Hello everyone, I've been using Wordreference for ages and I had never realized there is a finnish forum in english! 
You could be my saviours, this language is a hell 

Now coming to the point, a question that I've always wondered and never found an answer for: this spoken abbreviations with "ks" can be made with any verb or just with some of them? If so, is there a general trend to pick the right ones? And do they only replace suffix "ko" or also something else?
Thanks in advance!


----------



## altazure

My intuition says it can be used with any verb; at least I can't think of any verbs where I wouldn't use it.

In second person singular, -ks also replaces the -t- personal suffix:

Saatko (sinä)? -> Saaks sä? (usually pronounced "saaksä")

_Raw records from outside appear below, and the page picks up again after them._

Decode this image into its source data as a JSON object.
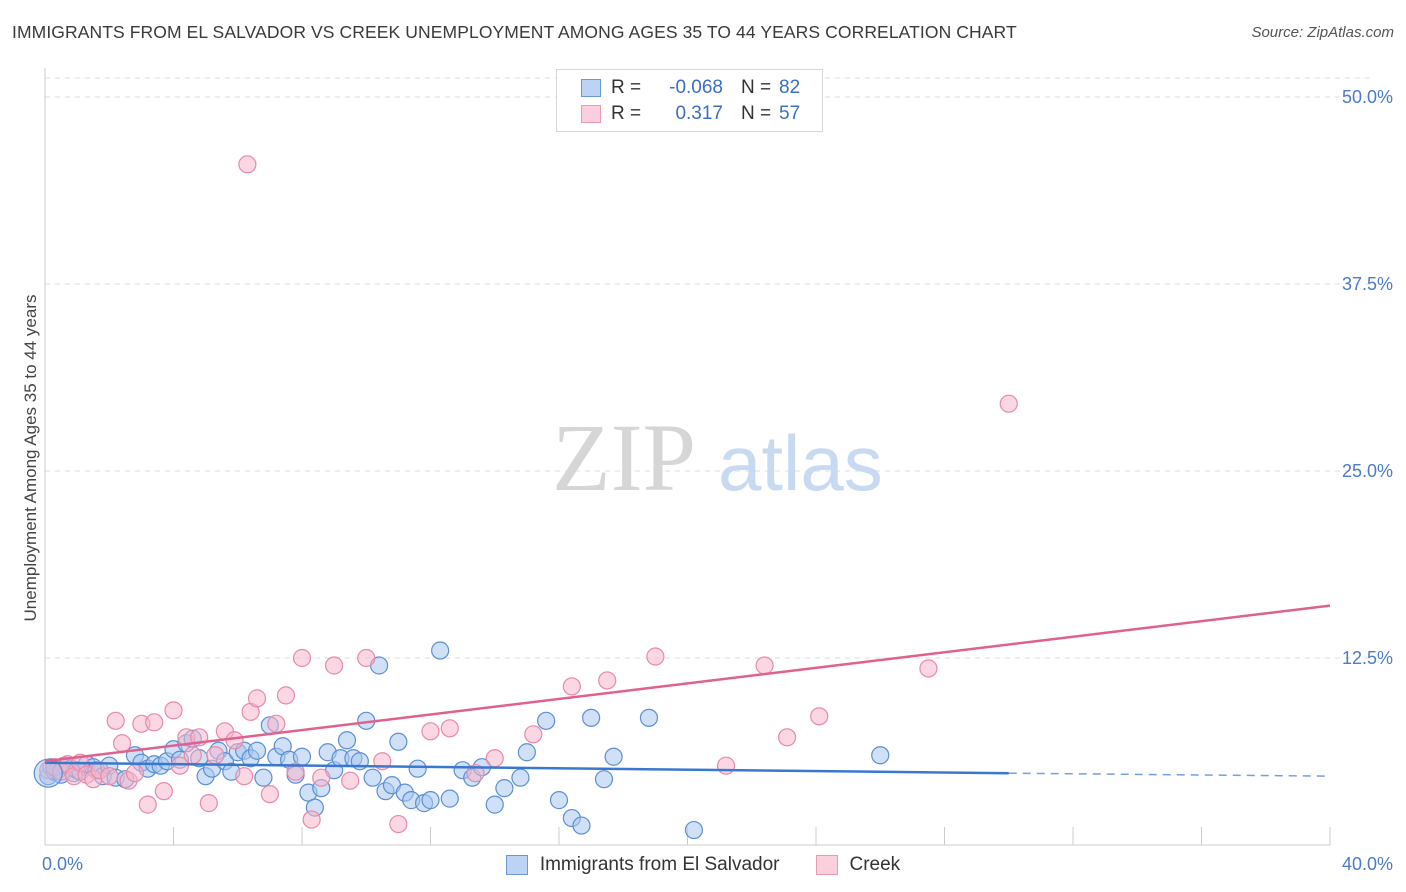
{
  "title": "IMMIGRANTS FROM EL SALVADOR VS CREEK UNEMPLOYMENT AMONG AGES 35 TO 44 YEARS CORRELATION CHART",
  "source": "Source: ZipAtlas.com",
  "watermark": {
    "zip": "ZIP",
    "atlas": "atlas"
  },
  "colors": {
    "blue_fill": "#a9c6f0",
    "blue_stroke": "#5b8fd6",
    "blue_line": "#3a78d0",
    "pink_fill": "#f6b7ca",
    "pink_stroke": "#e88aa8",
    "pink_line": "#e0608e",
    "grid": "#dddddd",
    "axis_text": "#4a7cc9"
  },
  "legend": {
    "rows": [
      {
        "r_label": "R =",
        "r_value": "-0.068",
        "n_label": "N =",
        "n_value": "82"
      },
      {
        "r_label": "R =",
        "r_value": "0.317",
        "n_label": "N =",
        "n_value": "57"
      }
    ]
  },
  "chart_data": {
    "type": "scatter",
    "title": "IMMIGRANTS FROM EL SALVADOR VS CREEK UNEMPLOYMENT AMONG AGES 35 TO 44 YEARS CORRELATION CHART",
    "xlabel": "",
    "ylabel": "Unemployment Among Ages 35 to 44 years",
    "xlim": [
      0,
      40
    ],
    "ylim": [
      0,
      50
    ],
    "x_tick_labels": [
      "0.0%",
      "40.0%"
    ],
    "y_ticks": [
      12.5,
      25.0,
      37.5,
      50.0
    ],
    "y_tick_labels": [
      "12.5%",
      "25.0%",
      "37.5%",
      "50.0%"
    ],
    "grid": true,
    "series": [
      {
        "name": "Immigrants from El Salvador",
        "R": -0.068,
        "N": 82,
        "trend": {
          "x0": 0,
          "y0": 5.5,
          "x1": 30,
          "y1": 4.8,
          "dashed_to_x": 40,
          "dashed_to_y": 4.6
        },
        "points": [
          [
            0.1,
            4.6
          ],
          [
            0.2,
            5.2
          ],
          [
            0.3,
            4.9
          ],
          [
            0.4,
            5.0
          ],
          [
            0.5,
            4.7
          ],
          [
            0.6,
            5.3
          ],
          [
            0.8,
            5.1
          ],
          [
            0.9,
            4.8
          ],
          [
            1.0,
            5.0
          ],
          [
            1.1,
            4.9
          ],
          [
            1.3,
            5.4
          ],
          [
            1.5,
            5.2
          ],
          [
            1.6,
            5.0
          ],
          [
            1.8,
            4.6
          ],
          [
            2.0,
            5.3
          ],
          [
            2.2,
            4.5
          ],
          [
            2.5,
            4.4
          ],
          [
            2.8,
            6.0
          ],
          [
            3.0,
            5.5
          ],
          [
            3.2,
            5.1
          ],
          [
            3.4,
            5.4
          ],
          [
            3.6,
            5.3
          ],
          [
            3.8,
            5.6
          ],
          [
            4.0,
            6.4
          ],
          [
            4.2,
            5.7
          ],
          [
            4.4,
            6.8
          ],
          [
            4.6,
            7.1
          ],
          [
            4.8,
            5.8
          ],
          [
            5.0,
            4.6
          ],
          [
            5.2,
            5.1
          ],
          [
            5.4,
            6.3
          ],
          [
            5.6,
            5.6
          ],
          [
            5.8,
            4.9
          ],
          [
            6.0,
            6.2
          ],
          [
            6.2,
            6.3
          ],
          [
            6.4,
            5.8
          ],
          [
            6.6,
            6.3
          ],
          [
            6.8,
            4.5
          ],
          [
            7.0,
            8.0
          ],
          [
            7.2,
            5.9
          ],
          [
            7.4,
            6.6
          ],
          [
            7.6,
            5.7
          ],
          [
            7.8,
            4.7
          ],
          [
            8.0,
            5.9
          ],
          [
            8.2,
            3.5
          ],
          [
            8.4,
            2.5
          ],
          [
            8.6,
            3.8
          ],
          [
            8.8,
            6.2
          ],
          [
            9.0,
            5.0
          ],
          [
            9.2,
            5.8
          ],
          [
            9.4,
            7.0
          ],
          [
            9.6,
            5.8
          ],
          [
            9.8,
            5.6
          ],
          [
            10.0,
            8.3
          ],
          [
            10.2,
            4.5
          ],
          [
            10.4,
            12.0
          ],
          [
            10.6,
            3.6
          ],
          [
            10.8,
            4.0
          ],
          [
            11.0,
            6.9
          ],
          [
            11.2,
            3.5
          ],
          [
            11.4,
            3.0
          ],
          [
            11.6,
            5.1
          ],
          [
            11.8,
            2.8
          ],
          [
            12.0,
            3.0
          ],
          [
            12.3,
            13.0
          ],
          [
            12.6,
            3.1
          ],
          [
            13.0,
            5.0
          ],
          [
            13.3,
            4.5
          ],
          [
            13.6,
            5.2
          ],
          [
            14.0,
            2.7
          ],
          [
            14.3,
            3.8
          ],
          [
            14.8,
            4.5
          ],
          [
            15.0,
            6.2
          ],
          [
            15.6,
            8.3
          ],
          [
            16.0,
            3.0
          ],
          [
            16.4,
            1.8
          ],
          [
            16.7,
            1.3
          ],
          [
            17.0,
            8.5
          ],
          [
            17.4,
            4.4
          ],
          [
            17.7,
            5.9
          ],
          [
            18.8,
            8.5
          ],
          [
            20.2,
            1.0
          ],
          [
            26.0,
            6.0
          ]
        ]
      },
      {
        "name": "Creek",
        "R": 0.317,
        "N": 57,
        "trend": {
          "x0": 0,
          "y0": 5.6,
          "x1": 40,
          "y1": 16.0
        },
        "points": [
          [
            0.1,
            5.0
          ],
          [
            0.3,
            5.2
          ],
          [
            0.5,
            4.9
          ],
          [
            0.7,
            5.4
          ],
          [
            0.9,
            4.6
          ],
          [
            1.1,
            5.5
          ],
          [
            1.3,
            4.7
          ],
          [
            1.5,
            4.4
          ],
          [
            1.7,
            5.0
          ],
          [
            2.0,
            4.6
          ],
          [
            2.2,
            8.3
          ],
          [
            2.4,
            6.8
          ],
          [
            2.6,
            4.3
          ],
          [
            2.8,
            4.8
          ],
          [
            3.0,
            8.1
          ],
          [
            3.2,
            2.7
          ],
          [
            3.4,
            8.2
          ],
          [
            3.7,
            3.6
          ],
          [
            4.0,
            9.0
          ],
          [
            4.2,
            5.3
          ],
          [
            4.4,
            7.2
          ],
          [
            4.6,
            6.0
          ],
          [
            4.8,
            7.2
          ],
          [
            5.1,
            2.8
          ],
          [
            5.3,
            6.0
          ],
          [
            5.6,
            7.6
          ],
          [
            5.9,
            7.0
          ],
          [
            6.2,
            4.6
          ],
          [
            6.4,
            8.9
          ],
          [
            6.6,
            9.8
          ],
          [
            7.0,
            3.4
          ],
          [
            7.2,
            8.1
          ],
          [
            7.5,
            10.0
          ],
          [
            7.8,
            4.9
          ],
          [
            8.0,
            12.5
          ],
          [
            8.3,
            1.7
          ],
          [
            8.6,
            4.5
          ],
          [
            9.0,
            12.0
          ],
          [
            9.5,
            4.3
          ],
          [
            10.0,
            12.5
          ],
          [
            10.5,
            5.6
          ],
          [
            11.0,
            1.4
          ],
          [
            12.0,
            7.6
          ],
          [
            12.6,
            7.8
          ],
          [
            13.4,
            4.8
          ],
          [
            14.0,
            5.8
          ],
          [
            15.2,
            7.4
          ],
          [
            16.4,
            10.6
          ],
          [
            17.5,
            11.0
          ],
          [
            19.0,
            12.6
          ],
          [
            21.2,
            5.3
          ],
          [
            22.4,
            12.0
          ],
          [
            23.1,
            7.2
          ],
          [
            24.1,
            8.6
          ],
          [
            27.5,
            11.8
          ],
          [
            30.0,
            29.5
          ],
          [
            6.3,
            45.5
          ]
        ]
      }
    ]
  }
}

NB! As you may know, in spoken language, plural first and third persons ((me) saamme,  (he) saavat; Saammeko (me)? Saavatko (he)?)  are replaced with the  passive and singular third person, respectively. The -ks suffix is only  used with these colloquial forms, whereas the "grammatically correct" forms can only have the -ko suffix.

Me saamme. -> Me saadaan.
He saavat. -> Ne/He saa. ("Ne" is usually used instead of "he" in colloquial language)
Saammeko me? -> Saadaanko me? -> Saadaanks me? ("Saammeks me?" is not used)
Saavatko he? -> Saako ne? -> Saaks ne? ("Saavaks he?" is not used)


----------



## toonarmy

Thank you very much! 
I knew about the spoken forms of the plural first and third persons, but I didn't know that ks would be used only with these forms and not with the "correct" ones 
So as far as I understand with plural persons you never use it, do you? Like "ovatko?" = "ovaks?" for example.


----------



## altazure

Yes, you never use it like that. "Ovatko (he)?" becomes "Onks (he/ne)?"

Remember though, you can still say "Onko (he/ne)?" instead. This sounds a bit more formal.


----------



## toonarmy

Cheers!


----------



## Gwydda

Worthwhile pointing out is the second person singular variable -ts-, as in "_osaatsä laulaa?_". 

I was talking about this the other day with some friends, and most of us would when chatting (Facebook, whatsup etc.) write that out as a single word. So not "Osaat sä laulaa?"
I think it's also being reflected in the pronunciation: there's no stress on the final syllable.




			
				altazure said:
			
		

> Saammeko me? -> Saadaanko me? -> Saadaanks me? ("Saammeks me?" is not used)



 Although I'd say "_saa'aks me_"


----------